Sandra Cohen | Maryland Hall for the Creative Arts

Sandra Cohen


Biography/Artist Statement

Sandy Cohen's artistic story is that of a neglected gift at last being opened and explored late in life.

A Chicago native, Sandy was encouraged early on to develop her artistic talent.  In high school, she was awarded a scholarship course at the Chicago Art Institute, and she painted still lifes in the studio of Ann Roman.  Later, as she pursued other interests, Sandy managed to engage her artistic impulse in a variety of ways:  through occasional art work at universities, drawing and painting at L’Ecole des Beaux Arts while visiting France, or taking up pottery and photography in her spare time.  But for most of her adult life, artwork was not her focus - while rearing her family, practicing law as an Assistant Attorney General of Maryland, teaching at the University of Maryland School of Law, or managing shoreline reconstruction on the Chesapeake Bay.  When she eventually retired from those pursuits, her irresistible grandchildren at last inspired her into portraiture.  In 2009, she began, cold, painting their portraits, after decades of distraction … and hasn’t stopped painting since. 

Taking advantage of figure and portrait models at Maryland Hall co-ops, she quickly honed her talent, and was encouraged by recognition from more established artists.  Rob Liberace, an internationally renowned master of portrait and figure, seeing her at an easel during a workshop, was amazed that Sandy had not been painting all her life.  You can’t not paint, he remarked.  Judges of juried exhibitions have noted her rare gift for powerful portraits that capture personality. 

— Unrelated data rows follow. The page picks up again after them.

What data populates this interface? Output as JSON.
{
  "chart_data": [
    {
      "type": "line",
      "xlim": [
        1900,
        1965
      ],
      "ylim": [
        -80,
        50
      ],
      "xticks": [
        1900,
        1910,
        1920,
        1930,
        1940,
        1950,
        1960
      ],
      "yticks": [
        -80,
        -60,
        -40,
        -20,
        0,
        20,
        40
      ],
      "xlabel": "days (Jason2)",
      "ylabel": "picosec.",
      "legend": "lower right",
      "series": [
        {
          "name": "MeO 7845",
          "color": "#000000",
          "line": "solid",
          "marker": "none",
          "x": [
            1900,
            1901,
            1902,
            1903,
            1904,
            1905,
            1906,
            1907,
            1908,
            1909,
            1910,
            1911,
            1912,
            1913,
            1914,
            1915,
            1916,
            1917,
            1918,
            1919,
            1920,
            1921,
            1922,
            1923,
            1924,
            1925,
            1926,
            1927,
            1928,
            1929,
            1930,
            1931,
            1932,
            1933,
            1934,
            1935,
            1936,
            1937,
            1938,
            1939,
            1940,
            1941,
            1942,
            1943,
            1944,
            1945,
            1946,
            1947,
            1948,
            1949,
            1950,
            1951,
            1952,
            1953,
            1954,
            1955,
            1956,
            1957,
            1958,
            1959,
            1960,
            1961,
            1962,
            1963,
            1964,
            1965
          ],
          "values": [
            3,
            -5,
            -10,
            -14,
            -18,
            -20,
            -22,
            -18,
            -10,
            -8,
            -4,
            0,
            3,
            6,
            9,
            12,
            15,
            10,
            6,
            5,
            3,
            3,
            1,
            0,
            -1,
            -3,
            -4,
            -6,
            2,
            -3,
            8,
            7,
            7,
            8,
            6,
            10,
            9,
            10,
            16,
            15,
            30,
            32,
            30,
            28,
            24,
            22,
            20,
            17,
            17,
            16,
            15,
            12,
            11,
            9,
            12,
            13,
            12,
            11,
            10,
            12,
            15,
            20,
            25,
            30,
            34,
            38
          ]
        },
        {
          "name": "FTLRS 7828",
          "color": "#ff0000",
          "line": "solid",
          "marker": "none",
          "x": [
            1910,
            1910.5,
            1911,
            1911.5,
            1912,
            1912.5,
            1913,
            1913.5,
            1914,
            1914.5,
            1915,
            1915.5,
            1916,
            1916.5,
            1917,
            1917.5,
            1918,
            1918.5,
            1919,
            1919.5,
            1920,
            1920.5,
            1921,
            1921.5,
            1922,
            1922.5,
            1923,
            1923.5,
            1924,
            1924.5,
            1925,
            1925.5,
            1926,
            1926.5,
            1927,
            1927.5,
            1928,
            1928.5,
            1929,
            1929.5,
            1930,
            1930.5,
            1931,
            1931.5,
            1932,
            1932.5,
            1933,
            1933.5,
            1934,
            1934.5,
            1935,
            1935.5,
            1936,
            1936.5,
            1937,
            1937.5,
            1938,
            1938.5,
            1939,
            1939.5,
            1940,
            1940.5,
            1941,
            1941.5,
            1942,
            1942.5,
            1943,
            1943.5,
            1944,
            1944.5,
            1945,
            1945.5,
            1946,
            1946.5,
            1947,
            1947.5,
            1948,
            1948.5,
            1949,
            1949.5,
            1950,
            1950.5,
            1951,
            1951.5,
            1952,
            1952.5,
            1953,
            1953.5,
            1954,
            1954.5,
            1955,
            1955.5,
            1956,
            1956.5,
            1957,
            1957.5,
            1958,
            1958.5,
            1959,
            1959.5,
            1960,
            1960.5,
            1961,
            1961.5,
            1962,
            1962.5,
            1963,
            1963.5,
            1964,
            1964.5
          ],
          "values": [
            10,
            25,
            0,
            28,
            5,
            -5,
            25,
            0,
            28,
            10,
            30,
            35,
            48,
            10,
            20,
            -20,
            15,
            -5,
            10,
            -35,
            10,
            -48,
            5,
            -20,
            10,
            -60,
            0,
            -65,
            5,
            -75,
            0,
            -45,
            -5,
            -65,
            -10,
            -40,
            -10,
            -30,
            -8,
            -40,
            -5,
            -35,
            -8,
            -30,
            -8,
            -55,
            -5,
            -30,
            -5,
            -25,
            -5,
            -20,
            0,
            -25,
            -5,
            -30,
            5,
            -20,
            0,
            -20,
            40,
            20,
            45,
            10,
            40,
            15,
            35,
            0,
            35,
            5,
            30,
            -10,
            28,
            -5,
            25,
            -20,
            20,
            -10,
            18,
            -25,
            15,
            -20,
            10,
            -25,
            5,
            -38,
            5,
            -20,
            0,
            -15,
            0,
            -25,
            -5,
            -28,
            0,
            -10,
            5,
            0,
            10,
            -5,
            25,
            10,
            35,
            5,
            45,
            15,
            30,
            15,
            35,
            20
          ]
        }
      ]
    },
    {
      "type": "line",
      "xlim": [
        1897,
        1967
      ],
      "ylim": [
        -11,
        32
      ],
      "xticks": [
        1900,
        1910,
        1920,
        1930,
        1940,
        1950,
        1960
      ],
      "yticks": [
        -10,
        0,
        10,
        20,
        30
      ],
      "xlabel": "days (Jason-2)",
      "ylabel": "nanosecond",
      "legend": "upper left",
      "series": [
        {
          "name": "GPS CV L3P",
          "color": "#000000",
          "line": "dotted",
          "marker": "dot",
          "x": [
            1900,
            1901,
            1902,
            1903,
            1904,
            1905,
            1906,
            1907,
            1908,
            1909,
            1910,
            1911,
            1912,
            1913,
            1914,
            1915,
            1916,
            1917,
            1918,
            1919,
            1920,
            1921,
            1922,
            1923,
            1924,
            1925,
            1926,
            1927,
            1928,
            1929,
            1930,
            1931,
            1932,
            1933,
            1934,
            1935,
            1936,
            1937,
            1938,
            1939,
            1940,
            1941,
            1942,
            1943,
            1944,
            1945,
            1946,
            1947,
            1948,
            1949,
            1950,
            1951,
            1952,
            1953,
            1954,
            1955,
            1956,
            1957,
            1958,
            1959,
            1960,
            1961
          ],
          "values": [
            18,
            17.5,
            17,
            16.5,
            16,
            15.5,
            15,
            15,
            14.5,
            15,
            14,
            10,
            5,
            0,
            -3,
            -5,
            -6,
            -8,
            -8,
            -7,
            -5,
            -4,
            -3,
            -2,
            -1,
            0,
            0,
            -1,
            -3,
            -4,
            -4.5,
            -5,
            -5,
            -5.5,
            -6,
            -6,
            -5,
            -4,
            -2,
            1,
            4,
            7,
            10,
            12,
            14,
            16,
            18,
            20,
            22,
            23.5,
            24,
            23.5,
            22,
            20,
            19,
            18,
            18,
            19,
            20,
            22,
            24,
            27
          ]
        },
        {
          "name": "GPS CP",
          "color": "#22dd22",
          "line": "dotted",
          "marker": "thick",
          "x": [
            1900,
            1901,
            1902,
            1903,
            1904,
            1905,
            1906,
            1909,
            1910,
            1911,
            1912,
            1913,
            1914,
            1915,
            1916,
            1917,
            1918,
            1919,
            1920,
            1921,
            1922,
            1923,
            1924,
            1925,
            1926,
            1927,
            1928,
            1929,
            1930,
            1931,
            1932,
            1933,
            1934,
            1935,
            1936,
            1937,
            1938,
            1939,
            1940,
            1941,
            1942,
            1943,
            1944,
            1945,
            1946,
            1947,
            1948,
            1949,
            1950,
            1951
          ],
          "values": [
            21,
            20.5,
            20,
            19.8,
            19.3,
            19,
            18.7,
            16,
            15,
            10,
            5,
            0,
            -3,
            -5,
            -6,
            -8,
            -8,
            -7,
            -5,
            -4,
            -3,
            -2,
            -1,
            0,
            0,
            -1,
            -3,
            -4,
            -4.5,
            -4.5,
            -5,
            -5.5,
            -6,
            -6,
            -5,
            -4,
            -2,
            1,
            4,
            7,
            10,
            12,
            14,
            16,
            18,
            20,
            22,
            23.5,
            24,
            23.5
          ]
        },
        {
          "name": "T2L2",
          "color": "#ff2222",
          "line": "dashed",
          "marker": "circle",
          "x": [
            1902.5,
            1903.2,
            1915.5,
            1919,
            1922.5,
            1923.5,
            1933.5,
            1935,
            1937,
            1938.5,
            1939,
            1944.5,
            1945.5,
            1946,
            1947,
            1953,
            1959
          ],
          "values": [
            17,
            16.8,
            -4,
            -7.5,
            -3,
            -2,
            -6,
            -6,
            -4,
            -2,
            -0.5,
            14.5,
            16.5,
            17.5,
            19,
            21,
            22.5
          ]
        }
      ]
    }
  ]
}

Sandy’s work is often selected for regional and national shows, and has been displayed at BWI International airport and numerous galleries.  In May, 2013, she had a solo exhibit at the Maryland Federation of Art, showing 22 portraits of Annapolitans, where Sandy’s works received separate awards from three independent judges.

Having begun late in life to give rein to her talent, and being largely self-taught simply by doing, Sandy’s work is not intentionally derivative of a particular school or style.  Her work reflects her response to a subject with the chosen materials at hand.  In her portraits, she attempts a sensitive likeness that reaches for the core -- being drawn by and aiming to render a unique aspect of her subject’s personality. 

While Sandy continues to refine the exacting work of portraiture in oil paints, pastels, and watercolor, and she enjoys now running the artists’ figure co-op at Maryland Hall, she also looks forward to expanding the focus of her artwork as an Artist in Residence here.